In the report, CBO finds that repealing the sequester starting in August would increase spending by $14 billion in fiscal year 2013 and by $90 billion in fiscal year 2014. CBO concludes that such changes would increase real GDP by 0.7 percent and increase the level of employment by 0.9 million in the third quarter of 2014 relative to the levels CBO currently projects. The full range of possible changes are between 0.2 and 1.2 percent for growth and between 0.3 million and 1.6 million for employment. The central tendencies of their estimates are similar to what the agency found the total effect of the sequester would be in 2013.
|Economic Effect of the Sequester|
|2013 Q4||2014 Q3|
However, CBO notes that growth over the longer term would be harmed if the repeal was done by itself since it would lead to greater federal debt that would eventually reduce the nation's output and income below what would occur under current law. Furthermore, as they say, "boosting debt above the amounts projected under current law would diminish policymakers’ ability to use tax and spending policies to respond to unexpected future challenges and would increase the risk of a fiscal crisis." Although the sequester is mostly a short- and medium-term solution policy for the debt, repealing it would be a step in the wrong direction in absence of a better plan to deal with longer-term deficits.

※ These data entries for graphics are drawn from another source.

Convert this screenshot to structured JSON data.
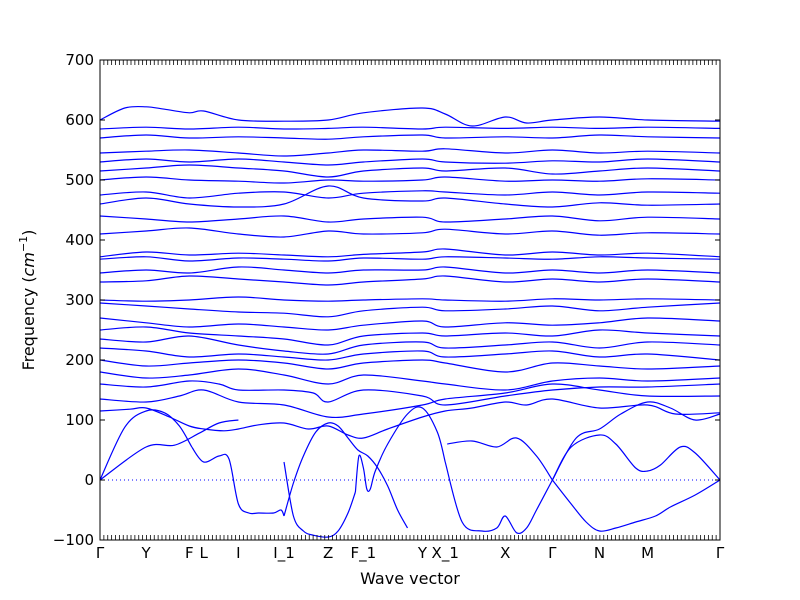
{
  "chart_data": {
    "type": "line",
    "title": "",
    "xlabel": "Wave vector",
    "ylabel": "Frequency",
    "ylabel_unit_base": "cm",
    "ylabel_unit_exp": "−1",
    "ylim": [
      -100,
      700
    ],
    "yticks": [
      -100,
      0,
      100,
      200,
      300,
      400,
      500,
      600,
      700
    ],
    "xlim": [
      0,
      12.5
    ],
    "kpoints": [
      {
        "label": "Γ",
        "x": 0
      },
      {
        "label": "Y",
        "x": 0.93
      },
      {
        "label": "F",
        "x": 1.8
      },
      {
        "label": "L",
        "x": 2.09
      },
      {
        "label": "I",
        "x": 2.79
      },
      {
        "label": "I_1",
        "x": 3.71
      },
      {
        "label": "Z",
        "x": 4.6
      },
      {
        "label": "F_1",
        "x": 5.31
      },
      {
        "label": "Y",
        "x": 6.5
      },
      {
        "label": "X_1",
        "x": 6.96
      },
      {
        "label": "X",
        "x": 8.17
      },
      {
        "label": "Γ",
        "x": 9.12
      },
      {
        "label": "N",
        "x": 10.07
      },
      {
        "label": "M",
        "x": 11.04
      },
      {
        "label": "Γ",
        "x": 12.5
      }
    ],
    "zero_line": {
      "y": 0,
      "style": "dotted",
      "color": "#0000ff"
    },
    "line_color": "#0000ff",
    "series": [
      {
        "x": [
          0,
          0.93,
          1.5,
          2.0,
          2.4,
          2.79
        ],
        "y": [
          0,
          55,
          58,
          78,
          95,
          100
        ]
      },
      {
        "x": [
          0,
          0.5,
          0.93,
          1.3,
          1.6,
          1.85
        ],
        "y": [
          0,
          88,
          115,
          112,
          90,
          55
        ]
      },
      {
        "x": [
          1.85,
          2.09,
          2.4,
          2.6,
          2.79,
          3.0,
          3.2,
          3.5,
          3.65,
          3.71
        ],
        "y": [
          55,
          30,
          40,
          35,
          -40,
          -55,
          -55,
          -55,
          -50,
          -60
        ]
      },
      {
        "x": [
          3.71,
          3.9,
          4.1,
          4.35,
          4.6,
          4.8,
          5.0,
          5.2,
          5.4,
          5.6,
          5.8,
          6.0,
          6.2
        ],
        "y": [
          -60,
          -5,
          40,
          80,
          95,
          90,
          70,
          50,
          40,
          20,
          -10,
          -50,
          -80
        ]
      },
      {
        "x": [
          3.71,
          3.9,
          4.1,
          4.3,
          4.6,
          4.8,
          5.0,
          5.15
        ],
        "y": [
          30,
          -60,
          -85,
          -92,
          -95,
          -85,
          -55,
          -20
        ]
      },
      {
        "x": [
          5.15,
          5.22,
          5.31,
          5.38,
          5.45,
          5.55,
          5.8,
          6.2,
          6.5,
          6.8,
          6.96
        ],
        "y": [
          -20,
          40,
          20,
          -15,
          -15,
          15,
          60,
          110,
          120,
          80,
          30
        ]
      },
      {
        "x": [
          6.96,
          7.3,
          7.7,
          8.0,
          8.17,
          8.4,
          8.6,
          8.8,
          9.12
        ],
        "y": [
          30,
          -70,
          -85,
          -80,
          -60,
          -88,
          -80,
          -50,
          0
        ]
      },
      {
        "x": [
          7.0,
          7.5,
          8.0,
          8.4,
          8.8,
          9.12
        ],
        "y": [
          60,
          65,
          55,
          70,
          40,
          0
        ]
      },
      {
        "x": [
          9.12,
          9.5,
          9.8,
          10.07,
          10.4,
          10.8,
          11.2,
          11.5,
          12.0,
          12.5
        ],
        "y": [
          0,
          -40,
          -70,
          -85,
          -80,
          -70,
          -60,
          -45,
          -25,
          0
        ]
      },
      {
        "x": [
          9.12,
          9.5,
          10.07,
          10.4,
          10.8,
          11.04,
          11.3,
          11.7,
          12.0,
          12.5
        ],
        "y": [
          0,
          55,
          75,
          60,
          20,
          15,
          25,
          55,
          45,
          0
        ]
      },
      {
        "x": [
          9.12,
          9.6,
          10.07,
          10.5,
          11.04,
          11.5,
          12.0,
          12.5
        ],
        "y": [
          0,
          70,
          85,
          110,
          130,
          120,
          100,
          110
        ]
      },
      {
        "x": [
          0,
          0.6,
          0.93,
          1.4,
          1.8,
          2.09,
          2.5,
          2.79,
          3.2,
          3.71,
          4.2,
          4.6,
          5.0,
          5.31,
          5.8,
          6.5,
          6.96,
          7.5,
          8.17,
          8.6,
          9.12,
          10.07,
          11.04,
          11.6,
          12.5
        ],
        "y": [
          115,
          118,
          120,
          105,
          90,
          85,
          82,
          85,
          92,
          95,
          85,
          90,
          75,
          70,
          85,
          105,
          115,
          120,
          130,
          125,
          135,
          120,
          125,
          110,
          112
        ]
      },
      {
        "x": [
          0,
          0.93,
          1.6,
          2.09,
          2.79,
          3.71,
          4.6,
          5.31,
          6.5,
          6.96,
          8.17,
          9.12,
          10.07,
          11.04,
          12.5
        ],
        "y": [
          135,
          130,
          140,
          150,
          130,
          125,
          105,
          110,
          125,
          135,
          145,
          160,
          150,
          140,
          140
        ]
      },
      {
        "x": [
          0,
          0.93,
          1.8,
          2.4,
          2.79,
          3.71,
          4.3,
          4.6,
          5.31,
          6.5,
          6.96,
          8.17,
          9.12,
          10.07,
          11.04,
          12.5
        ],
        "y": [
          160,
          155,
          165,
          160,
          150,
          150,
          145,
          130,
          150,
          140,
          125,
          140,
          150,
          155,
          155,
          160
        ]
      },
      {
        "x": [
          0,
          0.93,
          1.8,
          2.79,
          3.71,
          4.6,
          5.31,
          6.5,
          6.96,
          8.17,
          9.12,
          10.07,
          11.04,
          12.5
        ],
        "y": [
          180,
          170,
          175,
          185,
          175,
          160,
          175,
          165,
          160,
          150,
          165,
          170,
          165,
          170
        ]
      },
      {
        "x": [
          0,
          0.93,
          1.8,
          2.79,
          3.71,
          4.6,
          5.31,
          6.5,
          6.96,
          8.17,
          9.12,
          10.07,
          11.04,
          12.5
        ],
        "y": [
          200,
          190,
          195,
          200,
          195,
          185,
          195,
          200,
          195,
          180,
          195,
          190,
          185,
          190
        ]
      },
      {
        "x": [
          0,
          0.93,
          1.8,
          2.79,
          3.71,
          4.6,
          5.31,
          6.5,
          6.96,
          8.17,
          9.12,
          10.07,
          11.04,
          12.5
        ],
        "y": [
          220,
          215,
          205,
          210,
          205,
          200,
          210,
          215,
          205,
          210,
          215,
          205,
          210,
          200
        ]
      },
      {
        "x": [
          0,
          0.93,
          1.8,
          2.79,
          3.71,
          4.6,
          5.31,
          6.5,
          6.96,
          8.17,
          9.12,
          10.07,
          11.04,
          12.5
        ],
        "y": [
          235,
          230,
          240,
          225,
          215,
          210,
          225,
          230,
          220,
          225,
          230,
          220,
          230,
          225
        ]
      },
      {
        "x": [
          0,
          0.93,
          1.8,
          2.79,
          3.71,
          4.6,
          5.31,
          6.5,
          6.96,
          8.17,
          9.12,
          10.07,
          11.04,
          12.5
        ],
        "y": [
          250,
          255,
          245,
          240,
          235,
          225,
          240,
          245,
          240,
          245,
          240,
          250,
          245,
          240
        ]
      },
      {
        "x": [
          0,
          0.93,
          1.8,
          2.79,
          3.71,
          4.6,
          5.31,
          6.5,
          6.96,
          8.17,
          9.12,
          10.07,
          11.04,
          12.5
        ],
        "y": [
          270,
          262,
          255,
          260,
          255,
          250,
          258,
          265,
          255,
          262,
          258,
          262,
          270,
          265
        ]
      },
      {
        "x": [
          0,
          0.93,
          1.8,
          2.79,
          3.71,
          4.6,
          5.31,
          6.5,
          6.96,
          8.17,
          9.12,
          10.07,
          11.04,
          12.5
        ],
        "y": [
          295,
          290,
          285,
          280,
          278,
          272,
          282,
          288,
          282,
          285,
          290,
          282,
          288,
          295
        ]
      },
      {
        "x": [
          0,
          0.93,
          1.8,
          2.79,
          3.71,
          4.6,
          5.31,
          6.5,
          6.96,
          8.17,
          9.12,
          10.07,
          11.04,
          12.5
        ],
        "y": [
          300,
          298,
          300,
          305,
          300,
          298,
          300,
          302,
          300,
          298,
          302,
          300,
          302,
          300
        ]
      },
      {
        "x": [
          0,
          0.93,
          1.8,
          2.79,
          3.71,
          4.6,
          5.31,
          6.5,
          6.96,
          8.17,
          9.12,
          10.07,
          11.04,
          12.5
        ],
        "y": [
          330,
          332,
          340,
          335,
          330,
          325,
          330,
          335,
          340,
          330,
          335,
          330,
          335,
          330
        ]
      },
      {
        "x": [
          0,
          0.93,
          1.8,
          2.79,
          3.71,
          4.6,
          5.31,
          6.5,
          6.96,
          8.17,
          9.12,
          10.07,
          11.04,
          12.5
        ],
        "y": [
          345,
          350,
          345,
          355,
          350,
          345,
          350,
          350,
          355,
          345,
          350,
          345,
          350,
          345
        ]
      },
      {
        "x": [
          0,
          0.93,
          1.8,
          2.79,
          3.71,
          4.6,
          5.31,
          6.5,
          6.96,
          8.17,
          9.12,
          10.07,
          11.04,
          12.5
        ],
        "y": [
          368,
          372,
          365,
          370,
          368,
          365,
          370,
          368,
          372,
          370,
          368,
          372,
          370,
          368
        ]
      },
      {
        "x": [
          0,
          0.93,
          1.8,
          2.79,
          3.71,
          4.6,
          5.31,
          6.5,
          6.96,
          8.17,
          9.12,
          10.07,
          11.04,
          12.5
        ],
        "y": [
          372,
          380,
          375,
          378,
          375,
          372,
          376,
          380,
          385,
          375,
          380,
          375,
          378,
          372
        ]
      },
      {
        "x": [
          0,
          0.93,
          1.8,
          2.79,
          3.71,
          4.6,
          5.31,
          6.5,
          6.96,
          8.17,
          9.12,
          10.07,
          11.04,
          12.5
        ],
        "y": [
          410,
          415,
          420,
          410,
          405,
          415,
          410,
          412,
          418,
          410,
          415,
          408,
          412,
          410
        ]
      },
      {
        "x": [
          0,
          0.93,
          1.8,
          2.79,
          3.71,
          4.6,
          5.31,
          6.5,
          6.96,
          8.17,
          9.12,
          10.07,
          11.04,
          12.5
        ],
        "y": [
          440,
          435,
          430,
          435,
          440,
          430,
          435,
          438,
          430,
          435,
          440,
          432,
          438,
          435
        ]
      },
      {
        "x": [
          0,
          0.93,
          1.8,
          2.79,
          3.71,
          4.6,
          5.31,
          6.5,
          6.96,
          8.17,
          9.12,
          10.07,
          11.04,
          12.5
        ],
        "y": [
          460,
          470,
          460,
          455,
          460,
          490,
          470,
          465,
          470,
          460,
          455,
          462,
          458,
          460
        ]
      },
      {
        "x": [
          0,
          0.93,
          1.8,
          2.79,
          3.71,
          4.6,
          5.31,
          6.5,
          6.96,
          8.17,
          9.12,
          10.07,
          11.04,
          12.5
        ],
        "y": [
          475,
          480,
          470,
          478,
          480,
          470,
          478,
          482,
          480,
          475,
          480,
          475,
          480,
          478
        ]
      },
      {
        "x": [
          0,
          0.93,
          1.8,
          2.79,
          3.71,
          4.6,
          5.31,
          6.5,
          6.96,
          8.17,
          9.12,
          10.07,
          11.04,
          12.5
        ],
        "y": [
          500,
          505,
          500,
          498,
          495,
          500,
          498,
          500,
          505,
          498,
          500,
          498,
          502,
          500
        ]
      },
      {
        "x": [
          0,
          0.93,
          1.8,
          2.79,
          3.71,
          4.6,
          5.31,
          6.5,
          6.96,
          8.17,
          9.12,
          10.07,
          11.04,
          12.5
        ],
        "y": [
          515,
          520,
          525,
          520,
          515,
          505,
          515,
          520,
          515,
          520,
          510,
          515,
          520,
          515
        ]
      },
      {
        "x": [
          0,
          0.93,
          1.8,
          2.79,
          3.71,
          4.6,
          5.31,
          6.5,
          6.96,
          8.17,
          9.12,
          10.07,
          11.04,
          12.5
        ],
        "y": [
          530,
          535,
          530,
          535,
          530,
          525,
          530,
          535,
          530,
          528,
          532,
          530,
          535,
          530
        ]
      },
      {
        "x": [
          0,
          0.93,
          1.8,
          2.79,
          3.71,
          4.6,
          5.31,
          6.5,
          6.96,
          8.17,
          9.12,
          10.07,
          11.04,
          12.5
        ],
        "y": [
          545,
          548,
          550,
          545,
          540,
          545,
          550,
          548,
          552,
          545,
          550,
          545,
          548,
          545
        ]
      },
      {
        "x": [
          0,
          0.93,
          1.8,
          2.79,
          3.71,
          4.6,
          5.31,
          6.5,
          6.96,
          8.17,
          9.12,
          10.07,
          11.04,
          12.5
        ],
        "y": [
          570,
          575,
          570,
          572,
          570,
          568,
          572,
          575,
          570,
          572,
          570,
          575,
          572,
          570
        ]
      },
      {
        "x": [
          0,
          0.93,
          1.8,
          2.79,
          3.71,
          4.6,
          5.31,
          6.5,
          6.96,
          8.17,
          9.12,
          10.07,
          11.04,
          12.5
        ],
        "y": [
          585,
          588,
          585,
          588,
          585,
          586,
          588,
          585,
          588,
          586,
          588,
          586,
          588,
          586
        ]
      },
      {
        "x": [
          0,
          0.5,
          0.93,
          1.3,
          1.8,
          2.09,
          2.79,
          3.71,
          4.6,
          5.31,
          6.5,
          6.96,
          7.5,
          8.17,
          8.6,
          9.12,
          10.07,
          11.04,
          12.5
        ],
        "y": [
          600,
          620,
          622,
          618,
          612,
          615,
          600,
          598,
          600,
          612,
          620,
          610,
          590,
          605,
          595,
          600,
          605,
          600,
          598
        ]
      }
    ]
  }
}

The sequester represents a poor way to reduce the deficit. Rather than relying on gradual and intelligent changes focused on the drivers of the debt, the sequester results in abrupt, across-the-board, and economically harmful cuts which leaving growing entitlement programs longly unscathed and come to an end after 2021.
Therefore we and many others have advocated that policymakers should replace the sequester on a more permanent basis with a comprehensive deficit reduction plan that makes more gradual and smarter cuts and finds savings in all parts of the budget. Recent CBO numbers show that this would be a win-win for the economy, creating jobs in the short-run and accelerating growth over the long-run while putting our debt on a more sustainable long-term trajectory.